How can that equation be simplified as such? :

$$154(1.6-x) = 66(3.2-x)$$

Can someone explain?

• Multiply both sides by $(3.2-x)(1.6-x)$. – J.R. Feb 28 '14 at 10:08
• ...and simplify (assuming that $x$ is not equal to $1.6$ or $3.2$ - do not forget to check this when you will have the solution of your equation). – Claude Leibovici Feb 28 '14 at 10:11
• Yes, I kind of understand that. I'm just looking for a slightly more elaborate explanation as to why it works. – James Feb 28 '14 at 10:11
• $a$ $slightly$ $more$ $elaborate$ $explanation$ ? – Claude Leibovici Feb 28 '14 at 10:12
• Sorry, you posted one second before me, I was replying to TooOldForMath. OK, that makes sense, buy why does it work? – James Feb 28 '14 at 10:15

Apart from the fact that, as long as denominators are not zero, the formal definition of fractions is that the two equations are equivalent, we have: \begin{align} \frac{154}{3.2-x} &= \frac{66}{1.6-x}\\ \frac{154}{3.2-x}\cdot (1.6 - x)& = \frac{66}{1.6-x}\cdot (1.6 - x)\\ \frac{154}{3.2-x}\cdot (1.6 - x) &= \frac{66}{\color{red}{(1.6-x)}}\color{red}{\cdot (1.6 - x)}\\ \frac{154}{3.2-x}\cdot (1.6 - x) &= 66\\ \frac{154}{3.2-x}\cdot (1.6 - x)\cdot(3.2-x) &= 66\cdot(3.2 - x)\\ \frac{154}{\color{red}{(3.2-x)}}\cdot (1.6 - x)\cdot\color{red}{(3.2-x)} &= 66\cdot(3.2 - x)\\ 154\cdot (1.6 - x) &= 66\cdot(3.2 - x) \end{align} where all the red parts cancel eachother.

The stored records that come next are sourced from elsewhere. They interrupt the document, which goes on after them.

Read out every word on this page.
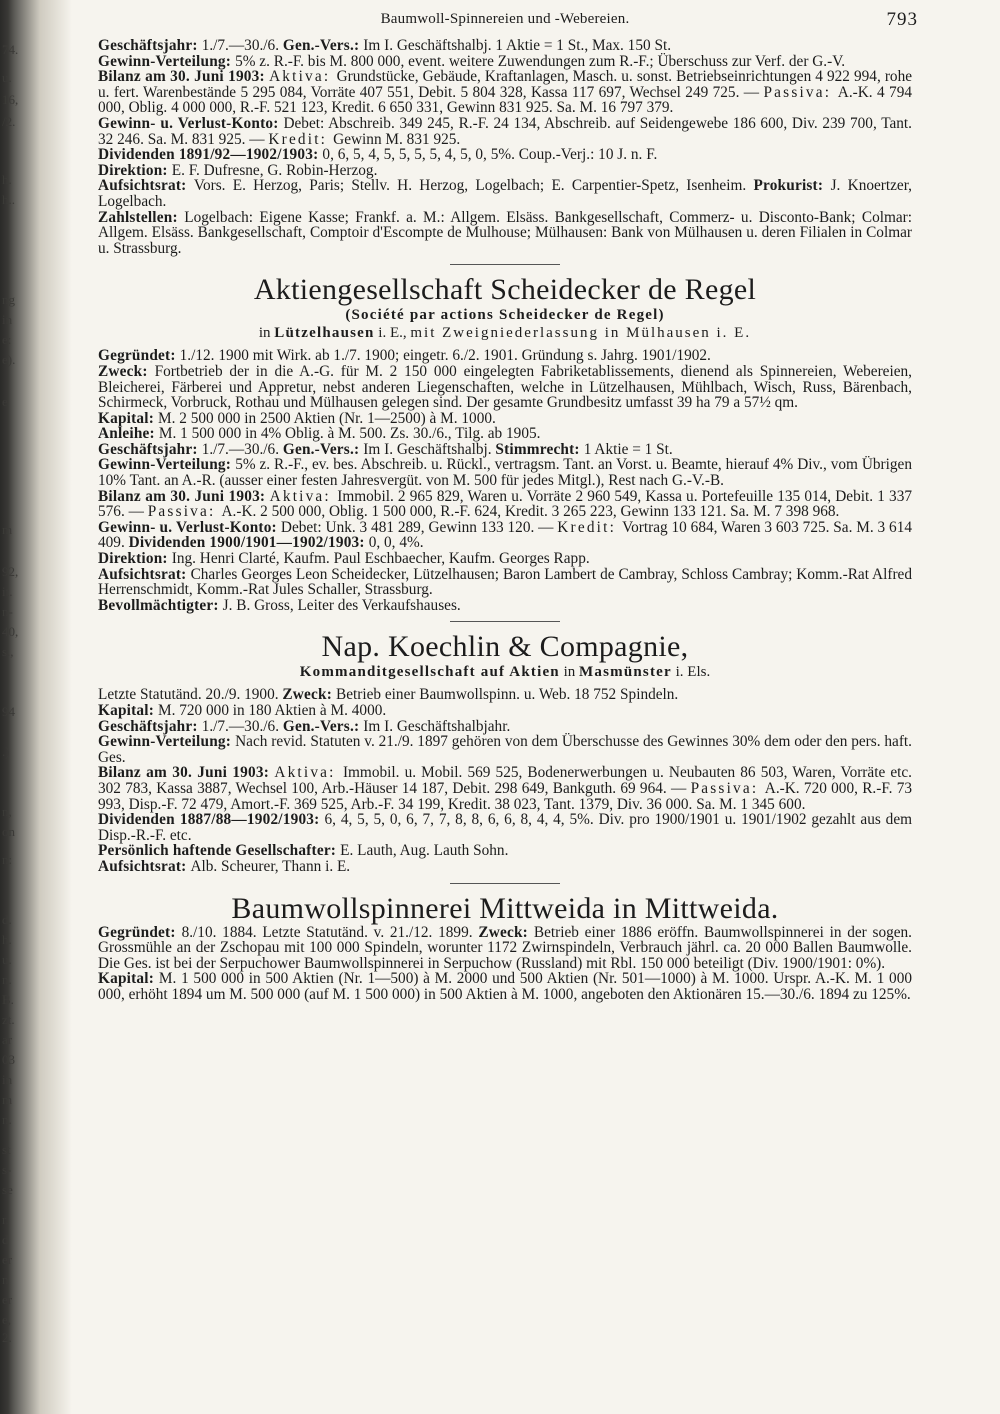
74.
u.
16,
/2.
h.
h..
ng
in
e:
e).
e
m
92,
it.
n-
40,
s.,
94
.)
n,
on
n:
d.
h.
u.
n.
B.
zt.
ar
03
in
m
n.
st
s-
se
r.
d
er
n
er
e,
2.
Baumwoll-Spinnereien und -Webereien.	793

Geschäftsjahr: 1./7.—30./6. Gen.-Vers.: Im I. Geschäftshalbj. 1 Aktie = 1 St., Max. 150 St.

Gewinn-Verteilung: 5% z. R.-F. bis M. 800 000, event. weitere Zuwendungen zum R.-F.; Überschuss zur Verf. der G.-V.

Bilanz am 30. Juni 1903: Aktiva: Grundstücke, Gebäude, Kraftanlagen, Masch. u. sonst. Betriebseinrichtungen 4 922 994, rohe u. fert. Warenbestände 5 295 084, Vorräte 407 551, Debit. 5 804 328, Kassa 117 697, Wechsel 249 725. — Passiva: A.-K. 4 794 000, Oblig. 4 000 000, R.-F. 521 123, Kredit. 6 650 331, Gewinn 831 925. Sa. M. 16 797 379.

Gewinn- u. Verlust-Konto: Debet: Abschreib. 349 245, R.-F. 24 134, Abschreib. auf Seidengewebe 186 600, Div. 239 700, Tant. 32 246. Sa. M. 831 925. — Kredit: Gewinn M. 831 925.

Dividenden 1891/92—1902/1903: 0, 6, 5, 4, 5, 5, 5, 5, 4, 5, 0, 5%. Coup.-Verj.: 10 J. n. F.

Direktion: E. F. Dufresne, G. Robin-Herzog.

Aufsichtsrat: Vors. E. Herzog, Paris; Stellv. H. Herzog, Logelbach; E. Carpentier-Spetz, Isenheim. Prokurist: J. Knoertzer, Logelbach.

Zahlstellen: Logelbach: Eigene Kasse; Frankf. a. M.: Allgem. Elsäss. Bankgesellschaft, Commerz- u. Disconto-Bank; Colmar: Allgem. Elsäss. Bankgesellschaft, Comptoir d'Escompte de Mulhouse; Mülhausen: Bank von Mülhausen u. deren Filialen in Colmar u. Strassburg.

Aktiengesellschaft Scheidecker de Regel
(Société par actions Scheidecker de Regel)
in Lützelhausen i. E., mit Zweigniederlassung in Mülhausen i. E.

Gegründet: 1./12. 1900 mit Wirk. ab 1./7. 1900; eingetr. 6./2. 1901. Gründung s. Jahrg. 1901/1902.

Zweck: Fortbetrieb der in die A.-G. für M. 2 150 000 eingelegten Fabriketablissements, dienend als Spinnereien, Webereien, Bleicherei, Färberei und Appretur, nebst anderen Liegenschaften, welche in Lützelhausen, Mühlbach, Wisch, Russ, Bärenbach, Schirmeck, Vorbruck, Rothau und Mülhausen gelegen sind. Der gesamte Grundbesitz umfasst 39 ha 79 a 57½ qm.

Kapital: M. 2 500 000 in 2500 Aktien (Nr. 1—2500) à M. 1000.

Anleihe: M. 1 500 000 in 4% Oblig. à M. 500. Zs. 30./6., Tilg. ab 1905.

Geschäftsjahr: 1./7.—30./6. Gen.-Vers.: Im I. Geschäftshalbj. Stimmrecht: 1 Aktie = 1 St.

Gewinn-Verteilung: 5% z. R.-F., ev. bes. Abschreib. u. Rückl., vertragsm. Tant. an Vorst. u. Beamte, hierauf 4% Div., vom Übrigen 10% Tant. an A.-R. (ausser einer festen Jahresvergüt. von M. 500 für jedes Mitgl.), Rest nach G.-V.-B.

Bilanz am 30. Juni 1903: Aktiva: Immobil. 2 965 829, Waren u. Vorräte 2 960 549, Kassa u. Portefeuille 135 014, Debit. 1 337 576. — Passiva: A.-K. 2 500 000, Oblig. 1 500 000, R.-F. 624, Kredit. 3 265 223, Gewinn 133 121. Sa. M. 7 398 968.

Gewinn- u. Verlust-Konto: Debet: Unk. 3 481 289, Gewinn 133 120. — Kredit: Vortrag 10 684, Waren 3 603 725. Sa. M. 3 614 409. Dividenden 1900/1901—1902/1903: 0, 0, 4%.

Direktion: Ing. Henri Clarté, Kaufm. Paul Eschbaecher, Kaufm. Georges Rapp.

Aufsichtsrat: Charles Georges Leon Scheidecker, Lützelhausen; Baron Lambert de Cambray, Schloss Cambray; Komm.-Rat Alfred Herrenschmidt, Komm.-Rat Jules Schaller, Strassburg.

Bevollmächtigter: J. B. Gross, Leiter des Verkaufshauses.

Nap. Koechlin & Compagnie,
Kommanditgesellschaft auf Aktien in Masmünster i. Els.

Letzte Statutänd. 20./9. 1900. Zweck: Betrieb einer Baumwollspinn. u. Web. 18 752 Spindeln.

Kapital: M. 720 000 in 180 Aktien à M. 4000.

Geschäftsjahr: 1./7.—30./6. Gen.-Vers.: Im I. Geschäftshalbjahr.

Gewinn-Verteilung: Nach revid. Statuten v. 21./9. 1897 gehören von dem Überschusse des Gewinnes 30% dem oder den pers. haft. Ges.

Bilanz am 30. Juni 1903: Aktiva: Immobil. u. Mobil. 569 525, Bodenerwerbungen u. Neubauten 86 503, Waren, Vorräte etc. 302 783, Kassa 3887, Wechsel 100, Arb.-Häuser 14 187, Debit. 298 649, Bankguth. 69 964. — Passiva: A.-K. 720 000, R.-F. 73 993, Disp.-F. 72 479, Amort.-F. 369 525, Arb.-F. 34 199, Kredit. 38 023, Tant. 1379, Div. 36 000. Sa. M. 1 345 600.

Dividenden 1887/88—1902/1903: 6, 4, 5, 5, 0, 6, 7, 7, 8, 8, 6, 6, 8, 4, 4, 5%. Div. pro 1900/1901 u. 1901/1902 gezahlt aus dem Disp.-R.-F. etc.

Persönlich haftende Gesellschafter: E. Lauth, Aug. Lauth Sohn.

Aufsichtsrat: Alb. Scheurer, Thann i. E.

Baumwollspinnerei Mittweida in Mittweida.

Gegründet: 8./10. 1884. Letzte Statutänd. v. 21./12. 1899. Zweck: Betrieb einer 1886 eröffn. Baumwollspinnerei in der sogen. Grossmühle an der Zschopau mit 100 000 Spindeln, worunter 1172 Zwirnspindeln, Verbrauch jährl. ca. 20 000 Ballen Baumwolle. Die Ges. ist bei der Serpuchower Baumwollspinnerei in Serpuchow (Russland) mit Rbl. 150 000 beteiligt (Div. 1900/1901: 0%).

Kapital: M. 1 500 000 in 500 Aktien (Nr. 1—500) à M. 2000 und 500 Aktien (Nr. 501—1000) à M. 1000. Urspr. A.-K. M. 1 000 000, erhöht 1894 um M. 500 000 (auf M. 1 500 000) in 500 Aktien à M. 1000, angeboten den Aktionären 15.—30./6. 1894 zu 125%.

• Thank you, makes sense now! – James Feb 28 '14 at 10:31

The simplified equation is reached by two performing two steps. Firstly we multiply both sides of the equation by $(3.2 - x)$:

$$(3.2 - x) * \frac{154}{3.2 - x} = \frac{66}{1.6 - x} * (3.2 - x) \\ \frac{3.2 - x}{3.2 - x} * 154 = \frac{66}{1.6 - x} * (3.2 - x) \\ 154 = \frac{66}{1.6 - x} * (3.2 - x)$$

We got rid of both of the $(3.2 - x)$'s on the left hand side since $\frac{3.2 - x}{3.2 - x} = 1$ (any number divided by itself is one e.g. $\frac{3}{3} = 1$ with the exception of $0$ as $\frac{0}{0}$ is undefined). Now repeat this whole sequence except with the $(1.6 - x)$:

$$(1.6 - x) * 154 = \frac{66}{1.6 - x} * (3.2 - x) * (1.6 - x) \\ (1.6 - x) * 154 = 66 * (3.2 - x) * \frac{1.6 - x}{1.6 - x} \\ 154 * (1.6 - x) = 66 * (3.2 - x)$$

Note that you could have multiplied by both sides by $(1.6 - x)$ as the first step then $(3.2 - x)$ as the second step and you would have arrived at the same result.